To: Spekulatius who wrote (60381)2/14/2018 7:17:34 PM
From: Graham Osborn  Read Replies (2) | Respond to of 78735
 
FRFHF has 4.9B in holdco/ insurance debt and 1.5B in noninsurance debt. Although Fairfax does not guarantee the noninsurance debt I count it anyway since the purpose is to measure risk, and a struggling subsidiary affects the parent whether or not the parent chooses to sacrifice it. So that accounts for the 6.4B in LT debt.

Book value is 11.6B and goodwill is 5.8B for tang book of 5.8B. So LT debt exceeds tang book. Cash and short-term investments is about 400M - the rest is bonds and stocks which I don’t count. No insurance liabilities counted.

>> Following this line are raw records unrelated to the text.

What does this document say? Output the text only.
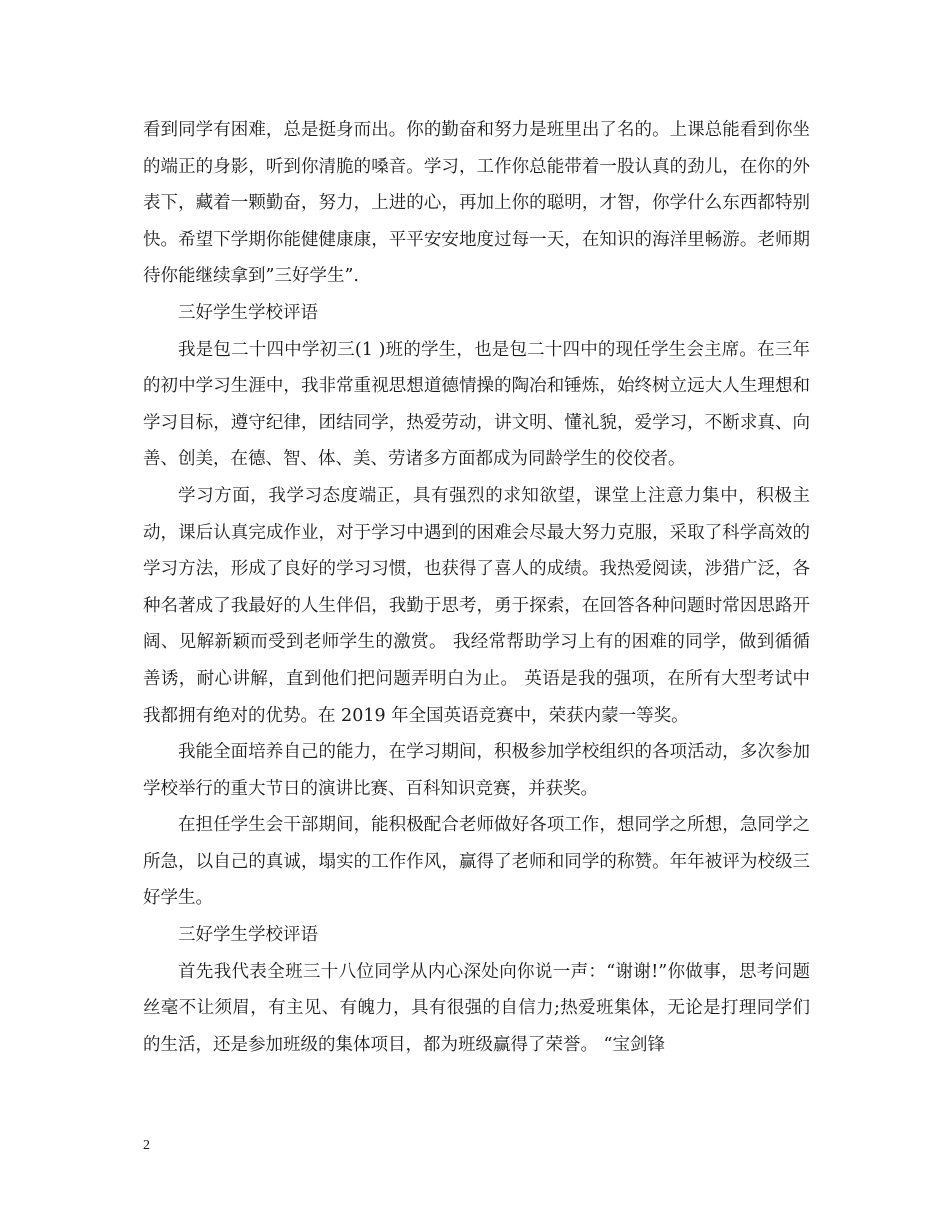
看到同学有困难，总是挺身而出。你的勤奋和努力是班里出了名的。上课总能看到你坐的端正的身影，听到你清脆的嗓音。学习，工作你总能带着一股认真的劲儿，在你的外表下，藏着一颗勤奋，努力，上进的心，再加上你的聪明，才智，你学什么东西都特别快。希望下学期你能健健康康，平平安安地度过每一天，在知识的海洋里畅游。老师期待你能继续拿到”三好学生”.

三好学生学校评语

我是包二十四中学初三(1 )班的学生，也是包二十四中的现任学生会主席。在三年的初中学习生涯中，我非常重视思想道德情操的陶冶和锤炼，始终树立远大人生理想和学习目标，遵守纪律，团结同学，热爱劳动，讲文明、懂礼貌，爱学习，不断求真、向善、创美，在德、智、体、美、劳诸多方面都成为同龄学生的佼佼者。

学习方面，我学习态度端正，具有强烈的求知欲望，课堂上注意力集中，积极主动，课后认真完成作业，对于学习中遇到的困难会尽最大努力克服，采取了科学高效的学习方法，形成了良好的学习习惯，也获得了喜人的成绩。我热爱阅读，涉猎广泛，各种名著成了我最好的人生伴侣，我勤于思考，勇于探索，在回答各种问题时常因思路开阔、见解新颖而受到老师学生的激赏。 我经常帮助学习上有的困难的同学，做到循循善诱，耐心讲解，直到他们把问题弄明白为止。 英语是我的强项，在所有大型考试中我都拥有绝对的优势。在 2019 年全国英语竞赛中，荣获内蒙一等奖。

我能全面培养自己的能力，在学习期间，积极参加学校组织的各项活动，多次参加学校举行的重大节日的演讲比赛、百科知识竞赛，并获奖。

在担任学生会干部期间，能积极配合老师做好各项工作，想同学之所想，急同学之所急，以自己的真诚，塌实的工作作风，赢得了老师和同学的称赞。年年被评为校级三好学生。

三好学生学校评语

首先我代表全班三十八位同学从内心深处向你说一声：“谢谢!”你做事，思考问题丝毫不让须眉，有主见、有魄力，具有很强的自信力;热爱班集体，无论是打理同学们的生活，还是参加班级的集体项目，都为班级赢得了荣誉。 “宝剑锋

2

As far as the underlying question of what ratios should be used to measure risk at an insurer, whether you consider tangible equity or tangible equity plus discounted float depends on how renewable you consider the float to be. Buffett considers float more valuable than equity - I guess that's true in a low-interest rate environment. I tend to prefer the more conservative ratios.



To: Spekulatius who wrote (60381)2/17/2018 9:10:36 AM
From: Investor2  Respond to of 78735
 
Does anyone have any thoughts on floating rate loan mutual funds like PRFRX?